‘Juegos de verano’: el amor adolescente de Ingmar Bergman

Para cada uno de nosotros el recuerdo del amor en los años de merecer, como se decía antes, es algo bien distinto. Si bien algunos dejan escapar una sonrisa cada vez que vuelve a su memoria aquel beso mal dado o aquel chico o chica que les ponía nerviosos cada vez que pasaba por la esquina de su calle, otros prefieren centrarse en el ahora y en la serenidad del amor razonable, aquel que viene después de esos primeros años, ese al que ilumina la razón por encima de los sentimientos. Esa dicotomía está muy presente en ‘Juegos de Verano’, una de las primeras películas de Ingmar Bergman y, según algunos, un Bergman muy poco Bergman, dado su estilo accesible a todo tipo de públicos. La historia de una bailarina que, tras recibir el diario del que fuese su amor adolescente vuelve a los paisajes en los que ambos compartieron la magia de la primera juventud y los primeros impulsos, se guía por esa ambivalencia: la del poder del amor a dos edades muy distintas.

Juegos de verano

Los continuos flashbacks, armazón dramático de la película, rescatan para la danzarina y para el espectador que la acompaña a aquel chico que ya murió y que en la visión de la ya no tan joven protagonista se corresponde con la pureza de aquel verano en el que todo parecía perfecto; un sentimiento idealizado que no encuentra en su pareja posterior, un deslenguado periodista. La que Jean Luc Godard llamó «una de las películas más bellas de la historia» nació del propio amor que el director sueco sintió con apenas 16 años por una chica mientras pasaba sus vacaciones de verano en un archipiélago de Estocolmo.

Ingmar Bergman

Ese es, más o menos, el escenario de una película en la que la técnica y la belleza de los encuadres siempre guarda una estrecha relación con los sentimientos de la protagonista. No es casualidad que la cinta arranque con las hojas otoñales arrastradas por el viento y los paseos filmados a contraluz de Maj-Brit Nilsson, la protagonista de esta historia de retornos al pasado, dudas existenciales y disquisiciones sobre el paso del tiempo. La belleza triste y expresiva de esas imágenes responde al intento de plasmar su desazón vital por aquella huella que la dejó incapacitada para sentir. Contrastan, por supuesto, con la belleza bucólica de los paisajes nórdicos, los planos de los reflejos en el agua o de las ramas de unos árboles llenos de flores que reflejan el espíritu vital y la alegría del amor primigenio con una poesía visual que se adelanta en décadas a la mostrada por directores tan dispares como Sofía Coppola o Terrence Mallick.

Sin embargo, aquellos que aseguran que este Bergman se parece poco al Bergman de ‘El séptimo sello’ (1957) o ‘Persona’ (1966) están muy equivocados.
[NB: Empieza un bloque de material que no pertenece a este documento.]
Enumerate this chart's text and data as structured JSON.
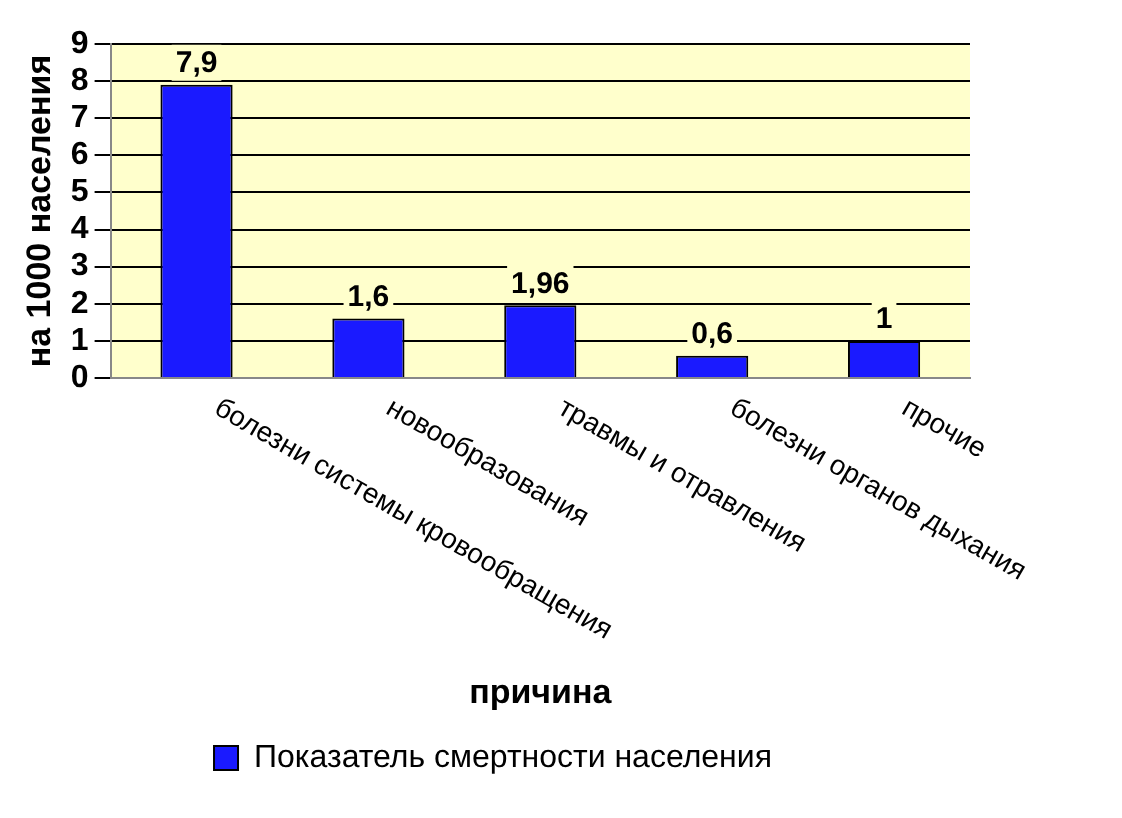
{
  "chart_data": {
    "type": "bar",
    "xlabel": "причина",
    "ylabel": "на 1000 населения",
    "categories": [
      "болезни системы кровообращения",
      "новообразования",
      "травмы и отравления",
      "болезни органов дыхания",
      "прочие"
    ],
    "series": [
      {
        "name": "Показатель смертности населения",
        "color": "#1a1aff",
        "values": [
          7.9,
          1.6,
          1.96,
          0.6,
          1
        ],
        "value_labels": [
          "7,9",
          "1,6",
          "1,96",
          "0,6",
          "1"
        ]
      }
    ],
    "ylim": [
      0,
      9
    ],
    "yticks": [
      0,
      1,
      2,
      3,
      4,
      5,
      6,
      7,
      8,
      9
    ],
    "grid": "y",
    "legend": "bottom"
  }
}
Desde que coloca el objetivo de su cámara en esas primeras nubes del otoño una vez acaba el verano y acaba de morir uno de los personajes vemos al mismo Bergman de siempre: el que parece pedir cuentas a ese  cielo sin Dios, el que habla de las crisis de fe, de la superación de los traumas que se pegan a nuestra piel como la mascarada de esa bailarina que interpreta ‘El lago de los cisnes’ y que, una vez liberada del maquillaje pegado a su piel parece romper los muros que construyó  tras la herida abierta que le dejó aquel viejo verano, los mismos que le impedían volver a amar. Un recuerdo similar al de nosotros, los espectadores que aún sentimos a aquella persona que nos hizo daño, a aquel o aquella joven que nos dio ese beso bajo los invasivos rayos de sol de una larga tarde junto a la piscina; los que experimentamos esta película de belleza desoladora que sigue conmocionándonos 65 años después de su estreno.